Over the past year i have been shoring up some of the financial holes left in our family by the death of my father 2/20/12.
When the grieving process was finally over i noticed an error on his death certificate. The date he was admitted for a health concern he was experiencing had been listed correctly. It was August 17, 2011 when I and my sister Theresa (an R.N.) accompanied my dad to a hospital about 15 miles from his home. He remained in the hospital until his death the following year. Copies of the death certificate were obtained and distributed as necessary. No one really looked carefully at them at the time.

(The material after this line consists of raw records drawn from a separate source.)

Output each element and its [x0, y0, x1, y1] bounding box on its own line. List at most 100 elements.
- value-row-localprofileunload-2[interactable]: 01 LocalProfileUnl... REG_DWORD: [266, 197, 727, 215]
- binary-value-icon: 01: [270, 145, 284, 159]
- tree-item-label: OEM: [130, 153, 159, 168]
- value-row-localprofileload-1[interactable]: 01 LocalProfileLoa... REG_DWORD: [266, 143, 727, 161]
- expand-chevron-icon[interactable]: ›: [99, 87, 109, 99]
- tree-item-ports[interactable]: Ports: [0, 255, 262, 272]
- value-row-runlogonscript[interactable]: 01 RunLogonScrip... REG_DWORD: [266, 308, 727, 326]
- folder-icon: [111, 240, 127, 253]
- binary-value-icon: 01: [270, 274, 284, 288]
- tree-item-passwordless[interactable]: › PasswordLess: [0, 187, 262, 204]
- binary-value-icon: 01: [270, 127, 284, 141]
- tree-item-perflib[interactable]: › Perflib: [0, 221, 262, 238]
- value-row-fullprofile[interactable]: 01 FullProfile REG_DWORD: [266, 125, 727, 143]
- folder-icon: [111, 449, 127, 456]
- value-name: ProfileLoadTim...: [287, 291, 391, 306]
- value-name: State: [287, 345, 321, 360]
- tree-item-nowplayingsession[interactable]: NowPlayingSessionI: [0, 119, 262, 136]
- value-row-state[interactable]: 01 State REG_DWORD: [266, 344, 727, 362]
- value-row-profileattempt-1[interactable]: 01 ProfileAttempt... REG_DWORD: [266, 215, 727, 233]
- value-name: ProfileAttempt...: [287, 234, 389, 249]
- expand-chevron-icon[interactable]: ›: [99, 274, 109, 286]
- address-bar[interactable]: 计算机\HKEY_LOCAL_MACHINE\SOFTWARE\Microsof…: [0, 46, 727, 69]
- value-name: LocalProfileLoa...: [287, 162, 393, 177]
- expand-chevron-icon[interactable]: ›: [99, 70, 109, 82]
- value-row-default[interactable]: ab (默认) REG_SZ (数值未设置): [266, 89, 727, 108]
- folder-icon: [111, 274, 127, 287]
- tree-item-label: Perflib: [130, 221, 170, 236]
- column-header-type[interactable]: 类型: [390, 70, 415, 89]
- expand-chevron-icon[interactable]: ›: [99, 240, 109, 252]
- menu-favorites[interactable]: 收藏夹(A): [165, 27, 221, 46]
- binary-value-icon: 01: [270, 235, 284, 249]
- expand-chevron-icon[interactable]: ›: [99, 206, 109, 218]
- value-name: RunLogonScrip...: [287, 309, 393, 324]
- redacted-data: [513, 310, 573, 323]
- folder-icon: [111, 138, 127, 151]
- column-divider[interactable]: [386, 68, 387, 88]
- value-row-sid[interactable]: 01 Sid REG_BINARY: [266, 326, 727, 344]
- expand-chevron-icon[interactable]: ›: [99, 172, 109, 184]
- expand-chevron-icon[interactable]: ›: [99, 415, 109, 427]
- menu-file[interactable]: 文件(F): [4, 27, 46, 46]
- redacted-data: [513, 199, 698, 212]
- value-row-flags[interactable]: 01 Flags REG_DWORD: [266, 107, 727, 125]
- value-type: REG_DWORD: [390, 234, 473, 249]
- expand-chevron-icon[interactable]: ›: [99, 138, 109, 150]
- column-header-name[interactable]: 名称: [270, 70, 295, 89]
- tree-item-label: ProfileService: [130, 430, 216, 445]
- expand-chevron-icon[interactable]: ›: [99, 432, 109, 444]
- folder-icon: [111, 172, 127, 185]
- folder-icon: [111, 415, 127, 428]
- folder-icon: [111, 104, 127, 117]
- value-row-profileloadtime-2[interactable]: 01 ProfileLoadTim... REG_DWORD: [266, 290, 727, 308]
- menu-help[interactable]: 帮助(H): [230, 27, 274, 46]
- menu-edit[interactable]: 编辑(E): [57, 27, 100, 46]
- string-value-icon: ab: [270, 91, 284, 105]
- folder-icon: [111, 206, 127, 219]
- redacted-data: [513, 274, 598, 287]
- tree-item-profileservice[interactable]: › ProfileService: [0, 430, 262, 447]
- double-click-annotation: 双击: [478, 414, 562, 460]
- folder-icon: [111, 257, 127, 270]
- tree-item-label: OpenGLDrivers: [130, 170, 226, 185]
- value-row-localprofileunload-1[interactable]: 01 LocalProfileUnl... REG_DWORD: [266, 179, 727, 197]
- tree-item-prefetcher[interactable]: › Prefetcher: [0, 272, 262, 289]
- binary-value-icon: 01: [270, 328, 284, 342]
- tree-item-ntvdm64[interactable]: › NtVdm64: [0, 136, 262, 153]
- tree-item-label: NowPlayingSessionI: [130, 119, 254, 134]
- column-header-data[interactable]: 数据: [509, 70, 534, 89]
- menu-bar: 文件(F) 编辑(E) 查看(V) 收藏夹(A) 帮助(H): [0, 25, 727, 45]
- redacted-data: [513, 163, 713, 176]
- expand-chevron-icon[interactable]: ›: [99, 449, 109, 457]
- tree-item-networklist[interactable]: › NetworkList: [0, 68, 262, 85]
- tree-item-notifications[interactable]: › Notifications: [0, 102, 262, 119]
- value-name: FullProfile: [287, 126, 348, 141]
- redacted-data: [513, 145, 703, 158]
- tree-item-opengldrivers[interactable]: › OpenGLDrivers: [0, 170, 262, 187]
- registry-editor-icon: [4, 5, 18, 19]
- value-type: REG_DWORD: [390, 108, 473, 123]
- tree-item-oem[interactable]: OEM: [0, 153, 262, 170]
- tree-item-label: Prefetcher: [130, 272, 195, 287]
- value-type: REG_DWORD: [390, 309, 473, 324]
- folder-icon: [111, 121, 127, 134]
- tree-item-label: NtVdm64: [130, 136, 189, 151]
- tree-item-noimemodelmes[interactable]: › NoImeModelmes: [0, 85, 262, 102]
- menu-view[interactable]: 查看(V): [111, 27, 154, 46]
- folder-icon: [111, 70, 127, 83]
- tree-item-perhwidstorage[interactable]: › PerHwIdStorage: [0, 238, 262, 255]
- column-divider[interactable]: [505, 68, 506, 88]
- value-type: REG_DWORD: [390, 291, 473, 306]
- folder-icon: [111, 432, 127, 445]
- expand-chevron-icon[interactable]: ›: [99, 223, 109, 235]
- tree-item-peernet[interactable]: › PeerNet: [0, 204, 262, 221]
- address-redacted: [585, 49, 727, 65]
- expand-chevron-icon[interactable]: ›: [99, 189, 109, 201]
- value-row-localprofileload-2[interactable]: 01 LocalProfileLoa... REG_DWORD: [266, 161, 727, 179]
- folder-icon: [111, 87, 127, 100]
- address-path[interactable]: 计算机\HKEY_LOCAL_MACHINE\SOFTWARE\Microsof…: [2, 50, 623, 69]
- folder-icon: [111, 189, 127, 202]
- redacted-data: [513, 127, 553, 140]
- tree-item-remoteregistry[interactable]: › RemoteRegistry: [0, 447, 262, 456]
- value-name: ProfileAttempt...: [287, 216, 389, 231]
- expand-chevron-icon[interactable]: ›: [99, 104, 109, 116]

Yesterday, i noticed the date listed for his death was before the date listed for his admittance for care. All of the requisite professionals including the coroner and funeral director all signed the certificate and it looked quite competently rendered. Everybody saw the thing. Nobody ever questioned it. Nobody except me, the atheist. The year he died had been listed as 02/20/11 instead of 02/20/12. My mom, a devout Roman Catholic is not happy about revisiting any of this. (My phone says the customer I've dialed does not wish to talk to me at this time.) So, my dad has been buried more than a year and a half.We will be fixing this shortly. Lawyers are being contacted this morning.
I don't accept this was a mistake. I look at it as a staged test to see if we are all a bunch of dumb non-conceptual creatures or if in fact we are actually thinking knowledgeable concept oriented aware human beings. Grief shuts us off from the higher mental faculties human beings possess. But when grief is over, analysis returns...
The fact that I, the lone atheist in my family/community am first to awaken from this spell of grief presents a lesson for us all.
It's more likely an error than a test, Clarence. Who would be mean enough to go out of his/her way to do something like that to a family in mourning as a test?
While doing genealogy studied of my family, I ran across several errors, some made by obituary notice, a few tombstone markings and a few by a medical staff. None of these were deliberate errors; however, I felt compelled to make corrections where they could be made and posted notices on archival records. There was no evil intent, I am positive. Only errors that humans make when they do not stand at the bedside of a dying person.